Portraits of MMIW part of street art project in Regina, Toronto
Ron Wild started his Missing and Murdered street art project last spring
Faces of missing and murdered indigenous women are popping up on vacant buildings in Regina and Toronto.
The portraits are part of a global art project called Inside Out started by French street artist JR.
People from all over the world send JR portraits that he prints into pasteable posters to be publicly displayed. The idea is to turn personal identity into art to convey a message or make a statement.
Ron Wild, an artist originally from Regina now working and living in Toronto, wanted to bring attention to a Canada-wide issue – missing and murdered indigenous women.
"It was just something that has always bothered me. There are hundreds, 1,200 or more, I'm sure there are way more, that have gone missing," Wild said.
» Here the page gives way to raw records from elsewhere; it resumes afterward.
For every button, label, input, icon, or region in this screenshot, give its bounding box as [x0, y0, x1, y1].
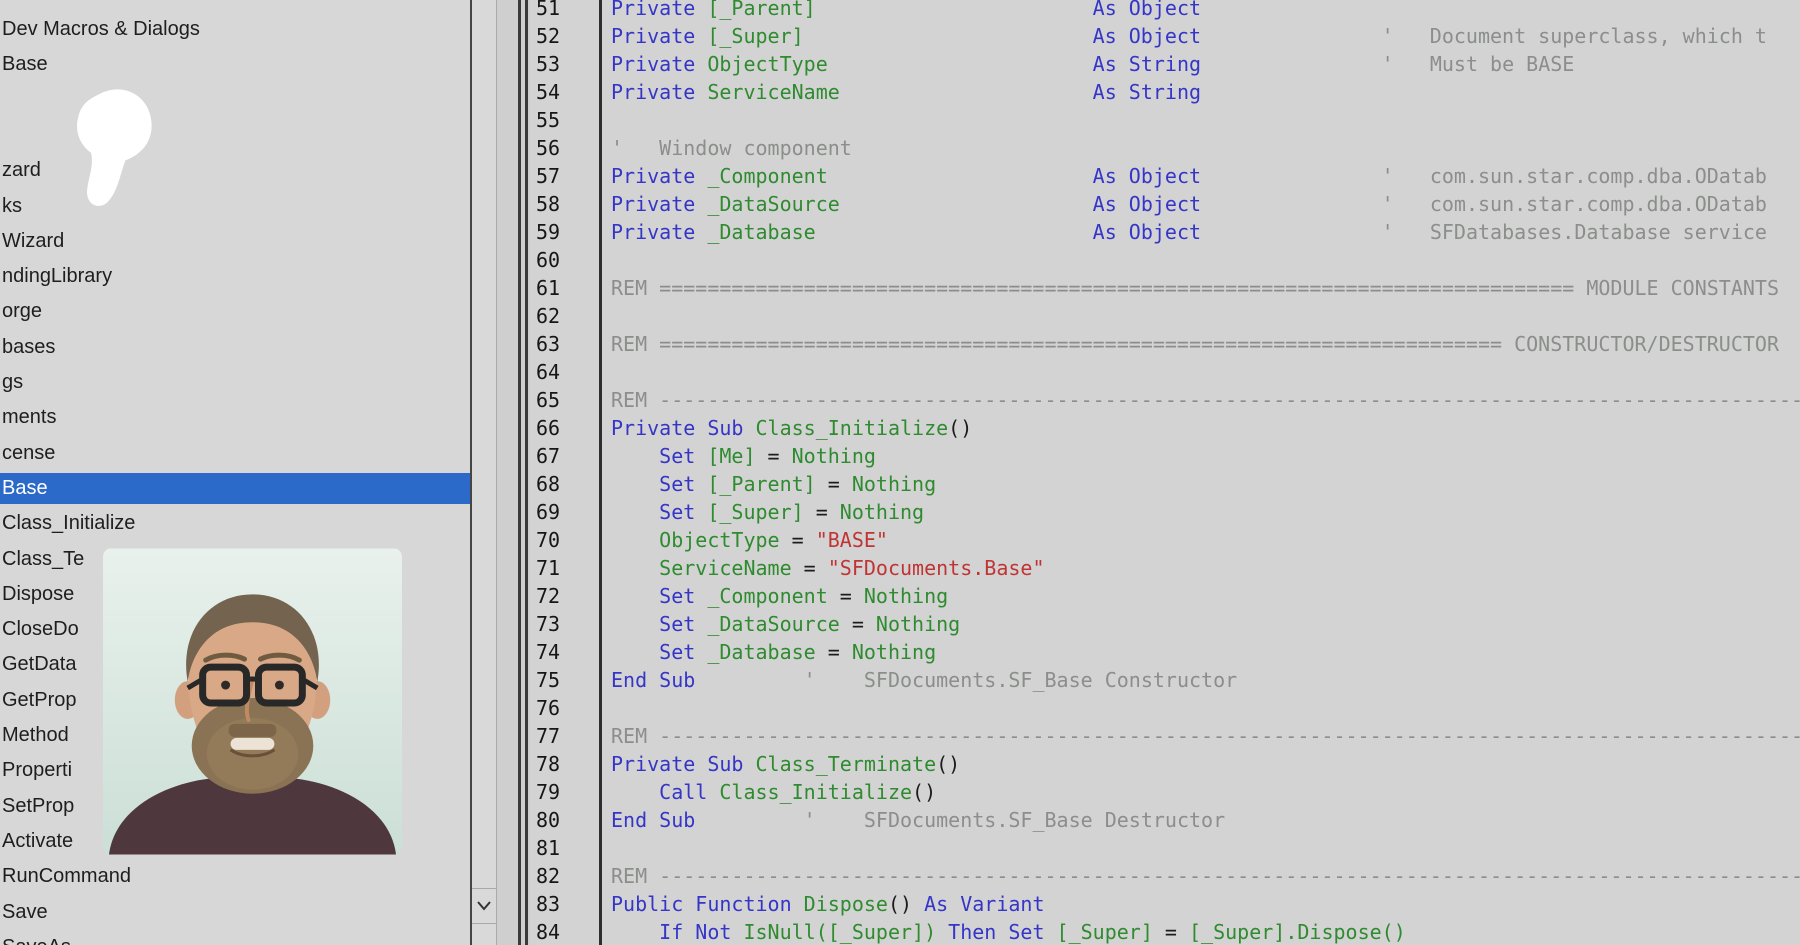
line-number: 81	[536, 834, 560, 862]
catalog-scrollbar[interactable]	[470, 0, 496, 945]
code-line[interactable]: ' Window component	[611, 134, 1800, 162]
sidebar-item[interactable]: Wizard	[0, 226, 470, 257]
white-blob-annotation	[70, 84, 156, 212]
code-line[interactable]	[611, 302, 1800, 330]
sidebar-item[interactable]: Save	[0, 897, 470, 928]
code-line[interactable]	[611, 106, 1800, 134]
blob-shape	[70, 84, 156, 212]
line-number: 70	[536, 526, 560, 554]
code-line[interactable]: ServiceName = "SFDocuments.Base"	[611, 554, 1800, 582]
splitter-line	[518, 0, 521, 945]
code-line[interactable]: REM ------------------------------------…	[611, 862, 1800, 890]
portrait-photo-overlay	[103, 548, 402, 855]
line-number: 55	[536, 106, 560, 134]
code-line[interactable]: Private Sub Class_Terminate()	[611, 750, 1800, 778]
chevron-down-icon	[475, 900, 493, 912]
line-number: 80	[536, 806, 560, 834]
line-number: 75	[536, 666, 560, 694]
line-number: 58	[536, 190, 560, 218]
code-line[interactable]: REM ------------------------------------…	[611, 722, 1800, 750]
line-number: 53	[536, 50, 560, 78]
line-numbers: 5152535455565758596061626364656667686970…	[536, 0, 560, 945]
code-line[interactable]: Set _DataSource = Nothing	[611, 610, 1800, 638]
code-line[interactable]	[611, 246, 1800, 274]
line-number: 76	[536, 694, 560, 722]
line-number: 79	[536, 778, 560, 806]
line-number: 63	[536, 330, 560, 358]
basic-ide-window: Dev Macros & DialogsBasezardksWizardndin…	[0, 0, 1800, 945]
code-line[interactable]: REM ====================================…	[611, 330, 1800, 358]
code-line[interactable]: REM ====================================…	[611, 274, 1800, 302]
sidebar-item[interactable]: Base	[0, 49, 470, 80]
line-number: 54	[536, 78, 560, 106]
line-number: 57	[536, 162, 560, 190]
line-number: 77	[536, 722, 560, 750]
portrait-photo	[103, 548, 402, 855]
code-line[interactable]: Private [_Parent] As Object	[611, 0, 1800, 22]
code-line[interactable]: Set _Database = Nothing	[611, 638, 1800, 666]
code-editor[interactable]: Private [_Parent] As ObjectPrivate [_Sup…	[605, 0, 1800, 945]
code-line[interactable]: Private ServiceName As String	[611, 78, 1800, 106]
line-number: 73	[536, 610, 560, 638]
line-number: 74	[536, 638, 560, 666]
line-number-gutter[interactable]: 5152535455565758596061626364656667686970…	[530, 0, 602, 945]
code-line[interactable]: Set [Me] = Nothing	[611, 442, 1800, 470]
line-number: 59	[536, 218, 560, 246]
sidebar-item[interactable]: SaveAs	[0, 932, 470, 945]
code-line[interactable]	[611, 834, 1800, 862]
line-number: 66	[536, 414, 560, 442]
line-number: 72	[536, 582, 560, 610]
scroll-down-button[interactable]	[472, 888, 496, 924]
sidebar-item[interactable]: gs	[0, 367, 470, 398]
code-line[interactable]: ObjectType = "BASE"	[611, 526, 1800, 554]
code-line[interactable]: Private Sub Class_Initialize()	[611, 414, 1800, 442]
code-line[interactable]: REM ------------------------------------…	[611, 386, 1800, 414]
line-number: 51	[536, 0, 560, 22]
sidebar-item[interactable]: RunCommand	[0, 861, 470, 892]
code-line[interactable]	[611, 694, 1800, 722]
line-number: 84	[536, 918, 560, 945]
code-line[interactable]: Set [_Super] = Nothing	[611, 498, 1800, 526]
sidebar-item[interactable]: cense	[0, 438, 470, 469]
line-number: 71	[536, 554, 560, 582]
code-line[interactable]: Set [_Parent] = Nothing	[611, 470, 1800, 498]
code-line[interactable]: Set _Component = Nothing	[611, 582, 1800, 610]
code-line[interactable]: Private _DataSource As Object ' com.sun.…	[611, 190, 1800, 218]
sidebar-item[interactable]: ndingLibrary	[0, 261, 470, 292]
splitter-line	[525, 0, 528, 945]
code-line[interactable]: Public Function Dispose() As Variant	[611, 890, 1800, 918]
code-line[interactable]: If Not IsNull([_Super]) Then Set [_Super…	[611, 918, 1800, 945]
line-number: 65	[536, 386, 560, 414]
sidebar-item[interactable]: orge	[0, 296, 470, 327]
line-number: 67	[536, 442, 560, 470]
sidebar-item-selected[interactable]: Base	[0, 473, 470, 504]
code-line[interactable]: End Sub ' SFDocuments.SF_Base Destructor	[611, 806, 1800, 834]
code-line[interactable]: Private [_Super] As Object ' Document su…	[611, 22, 1800, 50]
code-line[interactable]	[611, 358, 1800, 386]
sidebar-item[interactable]: ments	[0, 402, 470, 433]
code-line[interactable]: Private _Database As Object ' SFDatabase…	[611, 218, 1800, 246]
line-number: 68	[536, 470, 560, 498]
line-number: 56	[536, 134, 560, 162]
object-catalog-panel: Dev Macros & DialogsBasezardksWizardndin…	[0, 0, 470, 945]
line-number: 69	[536, 498, 560, 526]
code-line[interactable]: Call Class_Initialize()	[611, 778, 1800, 806]
line-number: 83	[536, 890, 560, 918]
sidebar-item[interactable]: Class_Initialize	[0, 508, 470, 539]
line-number: 78	[536, 750, 560, 778]
line-number: 82	[536, 862, 560, 890]
code-lines: Private [_Parent] As ObjectPrivate [_Sup…	[611, 0, 1800, 945]
code-line[interactable]: Private ObjectType As String ' Must be B…	[611, 50, 1800, 78]
code-line[interactable]: Private _Component As Object ' com.sun.s…	[611, 162, 1800, 190]
line-number: 62	[536, 302, 560, 330]
line-number: 60	[536, 246, 560, 274]
code-line[interactable]: End Sub ' SFDocuments.SF_Base Constructo…	[611, 666, 1800, 694]
line-number: 64	[536, 358, 560, 386]
sidebar-item[interactable]: bases	[0, 332, 470, 363]
line-number: 61	[536, 274, 560, 302]
pane-splitter[interactable]	[496, 0, 530, 945]
sidebar-item[interactable]: Dev Macros & Dialogs	[0, 14, 470, 45]
line-number: 52	[536, 22, 560, 50]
He registered his project, Missing & Murdered, with Inside Out and plastered his first poster last spring. He said the federal election campaign inspired him to add more.
"People were trying to make this a non-issue and that started to really bother me and I knew of JR's initiative, where he was doing these portrait posters all over the world for different causes, and it just seemed like a good match of a real need we have in Canada," said Wild.
Wild said his biggest challenge is finding the right location for the posters. The portraits often get covered up by other street art or removed from the buildings but Wild said it doesn't discourage him from adding more.
"It's very rewarding for me to put the brush in the glue and to start putting it up, knowing that this possibly could lead to some good," Wild said.
He added he hopes other people or artists across the country will join him in bringing awareness to missing and murdered indigenous women by installing portraits in their home towns.
"This is a person. A real person and she is somewhere or somebody knows what has happened to her," Wild said.
"By putting it out on the street, where she's gone missing, or where people are, who might know what has happened to her, it just seems like a natural thing to do."